I'm really becoming more immobilized by the day. I hope it's just a rough patch. My analogy of the day- since these images seem to leap out at me...a stone mortar and pestle...I feel ground up...like I can't get any smaller.
I keep thinking about all of those mundane things that will never happen again. You coming up beside me to take my bag and carry it for me...you reaching for my hand while you carry your cello on your shoulder, leading me down some little street on the lower east side to watch you play...you bringing me a glass of water at night after Audrey's gone to sleep, or just simply telling me I look nice. I miss being loved...I really do miss it. For almost eleven years there was someone in the world who knew me more intimately than anyone, and yet, still loved me more than anyone. That person is gone and now, no matter who tells me they're here for me- the fact is that there is no one in the world that loves me like that. With your love. The years of history and worldless intimacy are just scattered memories that I try desperately to catch and write down.

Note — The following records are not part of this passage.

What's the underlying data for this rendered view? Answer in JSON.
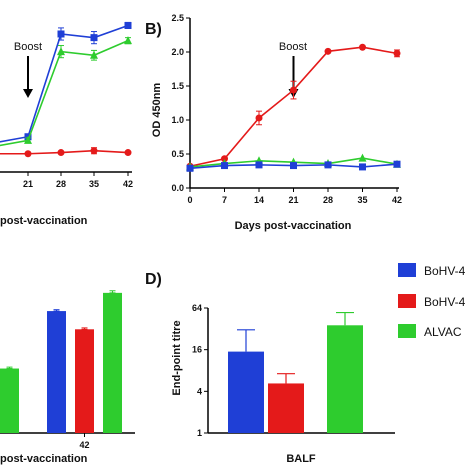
{
  "chart_data": [
    {
      "id": "A",
      "type": "line",
      "panel_label": "",
      "xlabel": "post-vaccination",
      "ylabel": "",
      "x": [
        21,
        28,
        35,
        42
      ],
      "xticks": [
        "21",
        "28",
        "35",
        "42"
      ],
      "annotation": "Boost",
      "annotation_x": 21,
      "series": [
        {
          "color": "#1f3fd6",
          "marker": "square",
          "values": [
            0.58,
            2.27,
            2.21,
            2.41
          ],
          "err": [
            0.04,
            0.1,
            0.1,
            0.05
          ]
        },
        {
          "color": "#2ecc2e",
          "marker": "triangle",
          "values": [
            0.52,
            1.98,
            1.92,
            2.16
          ],
          "err": [
            0.04,
            0.1,
            0.08,
            0.05
          ]
        },
        {
          "color": "#e41a1a",
          "marker": "circle",
          "values": [
            0.3,
            0.32,
            0.35,
            0.32
          ],
          "err": [
            0.02,
            0.02,
            0.05,
            0.02
          ]
        }
      ]
    },
    {
      "id": "B",
      "type": "line",
      "panel_label": "B)",
      "xlabel": "Days post-vaccination",
      "ylabel": "OD 450nm",
      "x": [
        0,
        7,
        14,
        21,
        28,
        35,
        42
      ],
      "xticks": [
        "0",
        "7",
        "14",
        "21",
        "28",
        "35",
        "42"
      ],
      "ylim": [
        0,
        2.5
      ],
      "yticks": [
        "0.0",
        "0.5",
        "1.0",
        "1.5",
        "2.0",
        "2.5"
      ],
      "annotation": "Boost",
      "annotation_x": 21,
      "series": [
        {
          "color": "#e41a1a",
          "marker": "circle",
          "values": [
            0.32,
            0.43,
            1.03,
            1.44,
            2.01,
            2.07,
            1.98
          ],
          "err": [
            0.02,
            0.03,
            0.1,
            0.13,
            0.02,
            0.03,
            0.05
          ]
        },
        {
          "color": "#2ecc2e",
          "marker": "triangle",
          "values": [
            0.31,
            0.36,
            0.4,
            0.38,
            0.36,
            0.44,
            0.35
          ],
          "err": [
            0.02,
            0.02,
            0.02,
            0.02,
            0.02,
            0.02,
            0.02
          ]
        },
        {
          "color": "#1f3fd6",
          "marker": "square",
          "values": [
            0.29,
            0.33,
            0.34,
            0.33,
            0.34,
            0.31,
            0.35
          ],
          "err": [
            0.02,
            0.02,
            0.02,
            0.02,
            0.02,
            0.02,
            0.02
          ]
        }
      ]
    },
    {
      "id": "C",
      "type": "bar",
      "panel_label": "",
      "xlabel": "post-vaccination",
      "ylabel": "",
      "groups": [
        {
          "label": "",
          "bars": [
            {
              "color": "#2ecc2e",
              "value": 0.46,
              "err": 0.01
            }
          ]
        },
        {
          "label": "42",
          "bars": [
            {
              "color": "#1f3fd6",
              "value": 0.87,
              "err": 0.01
            },
            {
              "color": "#e41a1a",
              "value": 0.74,
              "err": 0.01
            },
            {
              "color": "#2ecc2e",
              "value": 1.0,
              "err": 0.015
            }
          ]
        }
      ]
    },
    {
      "id": "D",
      "type": "bar",
      "panel_label": "D)",
      "xlabel": "BALF",
      "ylabel": "End-point titre",
      "yscale": "log",
      "ylim": [
        1,
        64
      ],
      "yticks": [
        "1",
        "4",
        "16",
        "64"
      ],
      "categories": [
        "BoHV-4",
        "BoHV-4",
        "ALVAC"
      ],
      "bars": [
        {
          "color": "#1f3fd6",
          "value": 15,
          "err_upper": 31
        },
        {
          "color": "#e41a1a",
          "value": 5.2,
          "err_upper": 7.2
        },
        {
          "color": "#2ecc2e",
          "value": 36,
          "err_upper": 55
        }
      ]
    }
  ],
  "legend": [
    {
      "label": "BoHV-4",
      "color": "#1f3fd6"
    },
    {
      "label": "BoHV-4",
      "color": "#e41a1a"
    },
    {
      "label": "ALVAC",
      "color": "#2ecc2e"
    }
  ]
}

I sorted through your DVD collection- you loved movies. I bought boxes at IKEA for them. I took out the one I had bought- "I am Sam" which you said was horrible. I'll get rid of it. Yours I'll keep- you had good taste in movies. One day maybe Audrey and I can watch them together and try to see what you saw. I have not watched one movie since you died. That is something we did together. I so enjoyed our commentaries and critiques afterwards.
A few days ago, something made me think of the name of the nurse in the hospital after I had Audrey. We didn't find her very helpful and she had a different name that you would still say in a sarcastic, mocking tone when we recalled my whole labor experience...but the other day, I couldn't remember her name. I felt so lost and so desperate, because I knew if you were here, you'd tell me right away. It's like that with so much of my life experience- lost.